Many waters cannot drown love


Fortunately there are still a lot of mysteries in my life - most of them concern the reasons for my own behaviour in situations that other adults navigate through like ducks on a pond.

From my own poor point of view most of them come from my innate limitations in seeing and understanding what is directly in front of my nose.

Case in point - we are really not supposed to use our personal tech on the floor of the Orchard unless specifically authorized to do so. I admit to being called out on it twice already so I promised the Store - by promising myself - that I would not do so again unless a real need arose...

... And that happened today.

A client asked for a trainer that either knew how to use sign language or had very clear handwriting - she was profoundly deaf and had very little intelligable speech.

But ye gods and little fishes did she have a wonderful smile in that grey-haired head.

I know, amongst many things I know I should know, that I should know how to sign. One of my colleagues - currently on vacation, of course - is also profoundly deaf; an interpeter is hired for him during storewide meetings and other functions.

But he wasn't there today and I was on my own.

Or, actually, I wasn't. It may be a truism but it really does take two to make a conversation and my client was willing to put up with my limitations in order to learn her computer.

Well, it takes two and one should have an iPad with Dragon Dictation loaded on it.

I was able to show her what to do by gesture, dictate the instructions into the iPad, email it to myself and then print it out so we could then write clarifications on it.

Strangely her handwriting was almost as bad as mine.

Still, we managed it. She learned the tasks she needed and, more importantly, learned why it worked the way it did, which meant she could then advance her work at home.

I suppose I tried to vocalize during the first ten minutes. After that, with the exception of doing the dictation I was silent for almost 40 minutes.

We parted with a warm handshake. I didn't use my voice until I got Back Of House.

Suddenly the intensity of concentration broke and tears came.
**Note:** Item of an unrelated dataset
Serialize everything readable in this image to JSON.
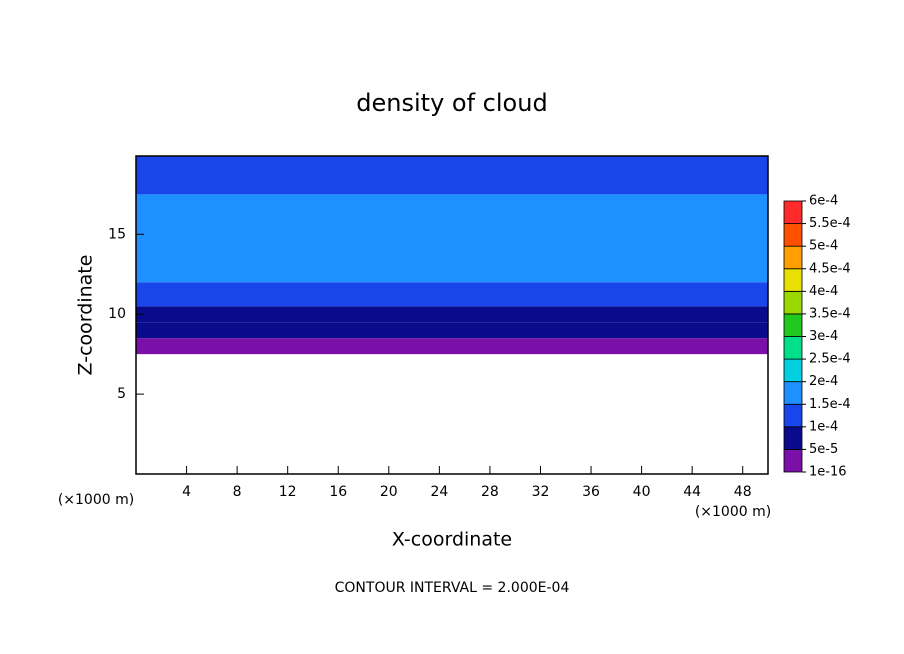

Not in a choking flood, which is how I usually release intense emotion but in a quiet mistiness, a sense of overflowing feeling.

Now that I think of it I sometimes get the same feeling when dancing tango or when listening to a new piece of music I've written.

Connecting with people is important and, at least for me, is as natural a part of my life as swimming is for a fish - it's just a natural part of my environment ...

... except, of course, when it's not, and I am barely human.

But that is another tale for another evening.